Elektroantrieb stammt aus Kooperation mit Siemens

2006 machte der Autohersteller Tesla den Anfang: Die Kalifornier präsentierten einen rein elektrisch betriebenen Sportwagen – den Tesla Roadster. Zu dieser Zeit steckten die Ingenieure des Porsche-Veredelers Ruf mitten in der Entwicklungsphase ihres ersten Elektro-Roadsters. Im Oktober 2008 wurde der eRuf Roadster, ein umgebauter Porsche 911 mit Elektroantrieb, erstmals vorgestellt. Jetzt wird der weiterentwickelte Sportwagen im Alltag getestet. Klappt alles nach Plan, ist eine Kleinserie nicht mehr weit entfernt.
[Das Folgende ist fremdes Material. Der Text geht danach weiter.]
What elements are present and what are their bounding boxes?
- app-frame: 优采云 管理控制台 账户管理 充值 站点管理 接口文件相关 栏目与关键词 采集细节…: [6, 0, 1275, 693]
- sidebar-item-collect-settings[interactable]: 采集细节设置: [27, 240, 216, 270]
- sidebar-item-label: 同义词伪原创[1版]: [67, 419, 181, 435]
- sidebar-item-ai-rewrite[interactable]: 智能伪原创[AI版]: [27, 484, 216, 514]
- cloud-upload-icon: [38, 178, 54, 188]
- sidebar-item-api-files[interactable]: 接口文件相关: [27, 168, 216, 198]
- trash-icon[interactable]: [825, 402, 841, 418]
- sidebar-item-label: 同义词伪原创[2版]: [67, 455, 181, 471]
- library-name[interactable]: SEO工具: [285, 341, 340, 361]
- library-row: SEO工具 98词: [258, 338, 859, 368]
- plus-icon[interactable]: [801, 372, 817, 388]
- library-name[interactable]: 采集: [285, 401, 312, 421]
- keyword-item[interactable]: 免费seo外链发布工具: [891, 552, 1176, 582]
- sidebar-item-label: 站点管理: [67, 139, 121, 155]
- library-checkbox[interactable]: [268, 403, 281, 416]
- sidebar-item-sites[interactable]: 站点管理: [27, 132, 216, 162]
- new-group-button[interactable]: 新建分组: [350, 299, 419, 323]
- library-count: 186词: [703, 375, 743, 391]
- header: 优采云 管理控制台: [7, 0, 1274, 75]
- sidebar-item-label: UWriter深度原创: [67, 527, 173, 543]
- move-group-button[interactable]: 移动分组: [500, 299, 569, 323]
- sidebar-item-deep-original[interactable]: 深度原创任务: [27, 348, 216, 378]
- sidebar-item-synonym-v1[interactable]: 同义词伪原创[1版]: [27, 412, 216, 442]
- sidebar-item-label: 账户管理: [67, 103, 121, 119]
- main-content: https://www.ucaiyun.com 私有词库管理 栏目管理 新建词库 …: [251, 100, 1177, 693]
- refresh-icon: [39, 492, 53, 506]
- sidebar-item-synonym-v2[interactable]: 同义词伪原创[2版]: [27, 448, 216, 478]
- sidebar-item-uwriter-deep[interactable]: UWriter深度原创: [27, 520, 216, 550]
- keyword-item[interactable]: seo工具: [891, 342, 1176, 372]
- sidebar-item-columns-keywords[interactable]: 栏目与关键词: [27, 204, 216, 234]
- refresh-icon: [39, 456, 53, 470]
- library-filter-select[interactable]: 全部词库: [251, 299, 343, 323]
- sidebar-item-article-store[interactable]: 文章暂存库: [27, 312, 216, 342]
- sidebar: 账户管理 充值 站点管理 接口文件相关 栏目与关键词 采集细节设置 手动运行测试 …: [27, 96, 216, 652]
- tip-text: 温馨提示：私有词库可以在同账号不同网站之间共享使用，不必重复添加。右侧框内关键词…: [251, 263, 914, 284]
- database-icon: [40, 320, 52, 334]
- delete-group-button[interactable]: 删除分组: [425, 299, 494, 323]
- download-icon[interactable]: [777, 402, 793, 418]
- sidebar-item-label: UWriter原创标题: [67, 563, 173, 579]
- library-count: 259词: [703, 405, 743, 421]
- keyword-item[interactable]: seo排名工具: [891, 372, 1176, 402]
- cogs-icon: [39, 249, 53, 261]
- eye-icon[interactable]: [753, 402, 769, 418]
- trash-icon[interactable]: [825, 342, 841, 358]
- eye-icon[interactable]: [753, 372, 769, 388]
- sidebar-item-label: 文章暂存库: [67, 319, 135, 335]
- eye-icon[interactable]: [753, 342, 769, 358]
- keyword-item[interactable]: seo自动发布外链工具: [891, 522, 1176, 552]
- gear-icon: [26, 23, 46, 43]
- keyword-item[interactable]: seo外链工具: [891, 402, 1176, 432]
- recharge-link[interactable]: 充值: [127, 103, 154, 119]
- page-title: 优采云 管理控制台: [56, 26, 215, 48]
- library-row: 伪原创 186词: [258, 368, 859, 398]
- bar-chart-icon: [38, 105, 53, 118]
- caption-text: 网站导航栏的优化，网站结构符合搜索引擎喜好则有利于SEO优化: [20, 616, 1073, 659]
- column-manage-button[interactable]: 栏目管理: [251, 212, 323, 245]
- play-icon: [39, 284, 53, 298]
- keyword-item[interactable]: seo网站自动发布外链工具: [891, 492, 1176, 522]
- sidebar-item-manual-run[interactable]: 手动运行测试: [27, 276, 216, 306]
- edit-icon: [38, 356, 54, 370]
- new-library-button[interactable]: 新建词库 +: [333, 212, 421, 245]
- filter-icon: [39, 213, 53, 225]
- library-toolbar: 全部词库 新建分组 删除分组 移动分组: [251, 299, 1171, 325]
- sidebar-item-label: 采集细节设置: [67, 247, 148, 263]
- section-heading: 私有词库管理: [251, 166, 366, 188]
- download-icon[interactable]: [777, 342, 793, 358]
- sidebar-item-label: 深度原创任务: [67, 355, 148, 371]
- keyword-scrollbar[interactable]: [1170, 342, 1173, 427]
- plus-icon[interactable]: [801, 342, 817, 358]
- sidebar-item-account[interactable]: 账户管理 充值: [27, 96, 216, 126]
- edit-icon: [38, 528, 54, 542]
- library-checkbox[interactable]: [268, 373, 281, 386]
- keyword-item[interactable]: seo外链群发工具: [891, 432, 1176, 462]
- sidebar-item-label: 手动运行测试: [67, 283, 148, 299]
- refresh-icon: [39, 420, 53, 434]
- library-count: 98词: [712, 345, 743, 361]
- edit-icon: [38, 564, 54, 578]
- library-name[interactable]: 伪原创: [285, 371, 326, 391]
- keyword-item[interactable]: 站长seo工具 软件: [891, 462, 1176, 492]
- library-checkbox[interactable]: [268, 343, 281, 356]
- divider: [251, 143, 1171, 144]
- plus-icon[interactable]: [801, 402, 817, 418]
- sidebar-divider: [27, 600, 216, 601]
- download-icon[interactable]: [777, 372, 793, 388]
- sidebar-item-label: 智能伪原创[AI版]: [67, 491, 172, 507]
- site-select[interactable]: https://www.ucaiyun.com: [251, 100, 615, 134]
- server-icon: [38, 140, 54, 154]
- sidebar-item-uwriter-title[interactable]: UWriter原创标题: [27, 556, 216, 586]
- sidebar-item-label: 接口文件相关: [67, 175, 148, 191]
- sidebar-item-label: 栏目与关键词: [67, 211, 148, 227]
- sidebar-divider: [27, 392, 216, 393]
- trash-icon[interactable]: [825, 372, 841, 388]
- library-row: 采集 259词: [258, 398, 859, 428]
Elektroantrieb von Siemens
Ab Juli bis Oktober 2011 sind zehn eRuf-Fahrzeuge – je fünf als Coupé und Roadster – unterwegs. Getestet werden die Elektro-Sportwagen vor allem von den Zulieferern der Bauteile, um eventuelle Schwachstellen ausfindig zu machen. Einer der wichtigsten Partner für dieses Projekt ist Siemens, von dem unter anderem der Elektromotor stammt. Das Gerüst des eRuf bildet zwar ein Porsche 911 der aktuellen Baureihe, mit dem schwäbischen Sportwagenhersteller kooperiert Ruf aber nicht.

Zentraler Elektromotor
Drei verschiedene Elektroantriebe werden von Ruf getestet: Drei der zehn Fahrzeuge sind mit einem Elektromotor ausgestattet, der 180 kW (245 PS) und ein maximales Drehmoment von 520 Newtonmeter leistet. Dieser eRuf soll in sieben Sekunden von null auf 100 km/h sprinten. Mit 1.750 Kilogramm Gewicht ist er rund 200 Kilogramm schwerer als ein Serien-Elfer.

Doppelmotorkonzept
Eine weitere Variante ist ein Elektroantrieb mit zwei gekoppelten Motoren, die zusammen 250 kW (340 PS) leisten und auf ein maximales Drehmoment von 480 Newtonmeter kommen. Bei sechs eRuf wird die Kraft des Doppelmotors mit Hilfe eines automatisierten Zweigang-Schaltgetriebes auf die Hinterräder übertragen. Einer der Elektro-Sportwagen ist mit zwei getrennt arbeiteten Motoren ausgerüstet, wodurch das so genannte Torque-Vectoring ermöglicht wird. Das linke und das rechte Hinterrad können dadurch unabhängig voneinander angetrieben werden. Der Sprint auf 100 km/h dauert mit Doppelmotor nur fünf Sekunden. Die Höchstgeschwindigkeit liegt je nach Antriebskonzept zwischen 180 und 220 km/h.

Zwei unterschiedliche Batteriekonzepte
Der eRuf mit nur einem Elektromotor bekommt Lithium-Ionen-Batterien, die eine Speicherkapazität von 29 kWh haben. Die Reichweite soll 150 Kilometer betragen. Die Ladezeit beträgt bis zu neun Stunden an einer Haushaltssteckdose und vier bis fünf Stunden bei der Verwendung von Starkstrom. Die sieben eRuf mit doppeltem Elektromotor verfügen über flüssig gekühlte und beheizbare Lithium-Ionen-Batterien. Die Reichweite erhöht sich auf 200 Kilometer, der Energiegehalt steigt auf 36,6 kWh. Die Ladezeit an Haushaltssteckdosen wird mit zehn bis elf Stunden angegeben, bei der Aufladung mit Starkstrom soll diese eineinhalb bis zwei Stunden betragen.

Blackbox zeichnet Daten auf
Alle zehn eRuf haben eine Blackbox an Bord, die dem Hersteller wichtige Informationen über die Alltagstauglichkeit liefern soll. So werden zum Beispiel die Ladezyklen und die Leistungsdaten aufgezeichnet. Unterstützt wird das Projekt vom Bundesumweltministerium, das insbesondere an der Praxiserprobung der unterschiedlichen Batterie- und Antriebskonzepte interessiert ist.